Sunday, 28 September 2014

Jennifer Francis on the Jet Stream

Crazy weather traced to Arctic's impact on jet stream

Sticky weather: the normal gentle curve of the jet stream is forced into becoming steeper and slower, causing hot or cold weather to "stick" for longer periods than normal

26 September, 2014

The rapid retreat of Arctic sea ice caused by climate change may be to blame for more frequent prolonged spells of extreme weather in Europe, Asia and North America, such as heat waves, freezing temperatures or storms.
These are relatively short-term periods of bizarre weather, like the cold snap that paralysed North America earlier this year, rather than longer-term rises in temperature.
They are related to "stuck" weather patterns, Jennifer Francis of Rutgers University in New Brunswick, New Jersey, told a conference on Arctic sea ice reduction in London on 23 September. "Is it global warming? I think it's safe to answer yes," she told the meeting.
Francis said a growing number of studies, including her own, suggest that the melting Arctic is having knock-on effects on the jet stream, the river of air that snakes around the northern hemisphere at an altitude of around 5 to 6 kilometres, and which has a profound impact on the world's weather.
The jet stream is driven by the flow of air between the cold Arctic pole and warmer air that moves upwards from nearer the equator.
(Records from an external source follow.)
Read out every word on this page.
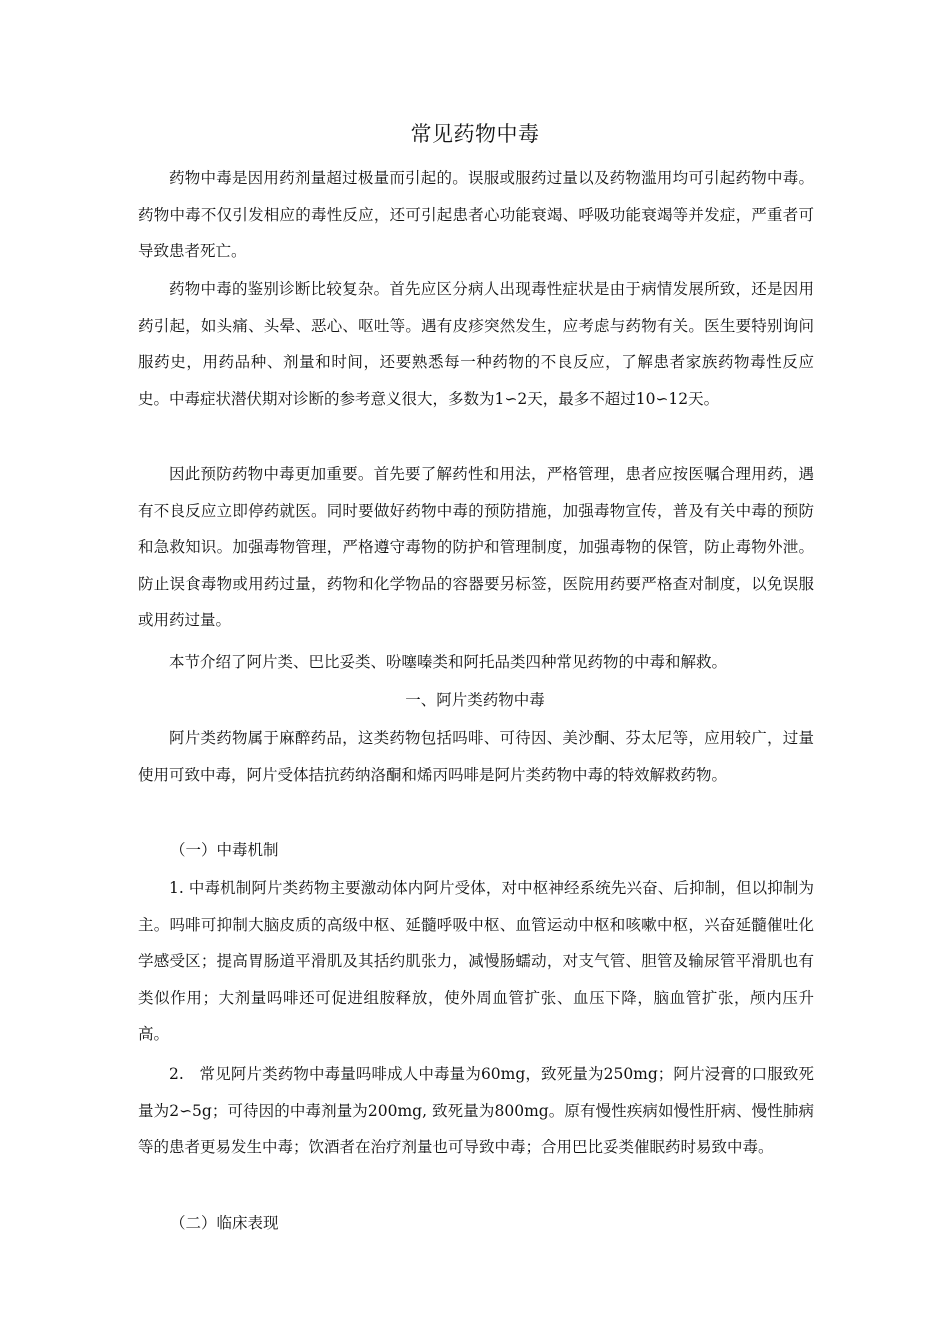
常见药物中毒

药物中毒是因用药剂量超过极量而引起的。误服或服药过量以及药物滥用均可引起药物中毒。药物中毒不仅引发相应的毒性反应，还可引起患者心功能衰竭、呼吸功能衰竭等并发症，严重者可导致患者死亡。

药物中毒的鉴别诊断比较复杂。首先应区分病人出现毒性症状是由于病情发展所致，还是因用药引起，如头痛、头晕、恶心、呕吐等。遇有皮疹突然发生，应考虑与药物有关。医生要特别询问服药史，用药品种、剂量和时间，还要熟悉每一种药物的不良反应，了解患者家族药物毒性反应史。中毒症状潜伏期对诊断的参考意义很大，多数为1∽2天，最多不超过10∽12天。

因此预防药物中毒更加重要。首先要了解药性和用法，严格管理，患者应按医嘱合理用药，遇有不良反应立即停药就医。同时要做好药物中毒的预防措施，加强毒物宣传，普及有关中毒的预防和急救知识。加强毒物管理，严格遵守毒物的防护和管理制度，加强毒物的保管，防止毒物外泄。防止误食毒物或用药过量，药物和化学物品的容器要另标签，医院用药要严格查对制度，以免误服或用药过量。

本节介绍了阿片类、巴比妥类、吩噻嗪类和阿托品类四种常见药物的中毒和解救。

一、阿片类药物中毒

阿片类药物属于麻醉药品，这类药物包括吗啡、可待因、美沙酮、芬太尼等，应用较广，过量使用可致中毒，阿片受体拮抗药纳洛酮和烯丙吗啡是阿片类药物中毒的特效解救药物。

（一）中毒机制

1. 中毒机制阿片类药物主要激动体内阿片受体，对中枢神经系统先兴奋、后抑制，但以抑制为主。吗啡可抑制大脑皮质的高级中枢、延髓呼吸中枢、血管运动中枢和咳嗽中枢，兴奋延髓催吐化学感受区；提高胃肠道平滑肌及其括约肌张力，减慢肠蠕动，对支气管、胆管及输尿管平滑肌也有类似作用；大剂量吗啡还可促进组胺释放，使外周血管扩张、血压下降，脑血管扩张，颅内压升高。

2.　常见阿片类药物中毒量吗啡成人中毒量为60mg，致死量为250mg；阿片浸膏的口服致死量为2∽5g；可待因的中毒剂量为200mg, 致死量为800mg。原有慢性疾病如慢性肝病、慢性肺病等的患者更易发生中毒；饮酒者在治疗剂量也可导致中毒；合用巴比妥类催眠药时易致中毒。

（二）临床表现
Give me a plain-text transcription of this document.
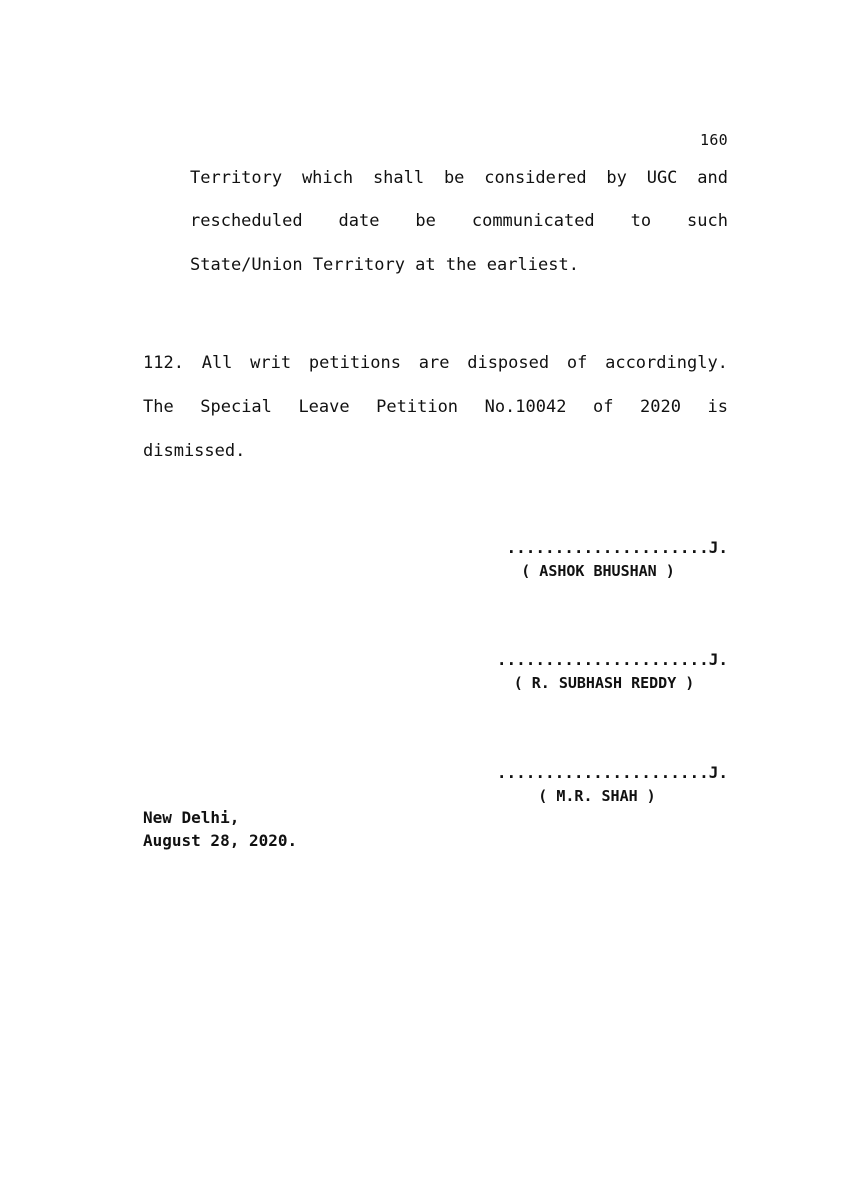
160
Territory which shall be considered by UGC and
rescheduled date be communicated to such
State/Union Territory at the earliest.
112. All writ petitions are disposed of accordingly.
The Special Leave Petition No.10042 of 2020 is
dismissed.
.....................J.
( ASHOK BHUSHAN )
......................J.
( R. SUBHASH REDDY )
......................J.
( M.R. SHAH )
New Delhi,
August 28, 2020.
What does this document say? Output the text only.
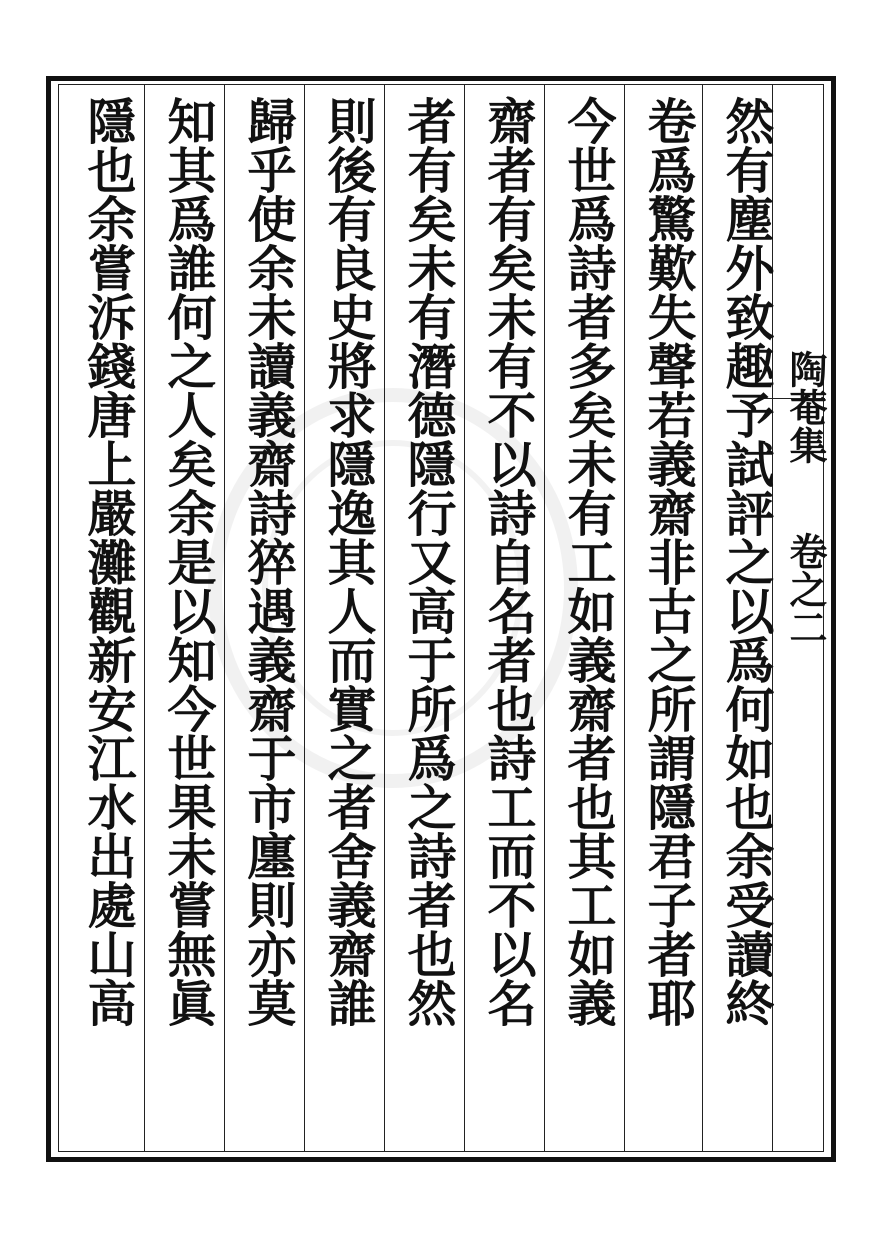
陶菴集
卷之二
然有塵外致趣予試評之以爲何如也余受讀終
卷爲驚歎失聲若義齋非古之所謂隱君子者耶
今世爲詩者多矣未有工如義齋者也其工如義
齋者有矣未有不以詩自名者也詩工而不以名
者有矣未有潛德隱行又高于所爲之詩者也然
則後有良史將求隱逸其人而實之者舍義齋誰
歸乎使余未讀義齋詩猝遇義齋于市廛則亦莫
知其爲誰何之人矣余是以知今世果未嘗無眞
隱也余嘗泝錢唐上嚴灘觀新安江水出處山高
As the warmer air advances polewards, it is swung eastwards by the Coriolis force which comes from Earth's spin, creating a snake-like stream. "It's a fast-moving river of air, a very messy creature," says Francis.
The strength of the jet stream depends on the temperature gradient between the regions of cold and warm air – the wider the difference, the faster and stronger the jet stream.
Twice as fast
The Arctic is warming twice as fast as the rest of the planet, an effect enhanced when the sea ice that normally cools the Arctic air melts away. Because of this, the air currents that come from that region are getting disproportionately warmer too, narrowing the temperature difference between the Arctic and southerly winds, and thereby weakening the jet stream itself. "The winds have weakened by 10 per cent over the past three decades in the west-to-east wind of the jet stream," says Francis.

Francis thinks that, as the cool air of the Arctic becomes warmer, the jet stream is slowing down, almost to the point of stopping trapping weather systems in one place for prolonged periods. Instead of swirling round the world, winds reverberate back and forth in the same place, creating what she calls "extreme waves".
Her research shows that these extreme waves are becoming much more common, helping to explain the increase in prolonged extreme weather events. Between 1995 and 2013 – the period when the Arctic began warming disproportionately fast – extreme waves over North America became 49 per cent more common during autumn and 41 per cent more common in the winter than they were between 1979 and 1994, before the disproportionate Arctic warming.
Between 1980 and 2010, extreme weather events doubled from about 400 to 800 a year, according to the insurance firm Munich RE.
Variable history
But some researchers say the link between the ice retreat and the weakened jet stream requires more evidence. "The direct connection between the 'waviness' and the weather extremes is fine," says Gavin Schmidt of the NASA Goddard Institute for Space Studies in New York. "The discussion is whether you can establish a causal relationship between the sea ice changes and these patterns." Schmidt says that over decadal timescales or longer, the jet stream is very variable, so the correlations drawn with ice cover might yet be down to chance, he says.
Last week, on 17 September, the Arctic sea ice reached its lowest annual extent for 2014, at 5.02 million square kilometres, the sixth-lowest extent ever recorded ,The US National Snow and Ice Data Center at the University of Colorado in Boulder says that the annual sea ice extent has been declining by 4.52 per cent per decade, or 50,000 square kilometres of ice per year.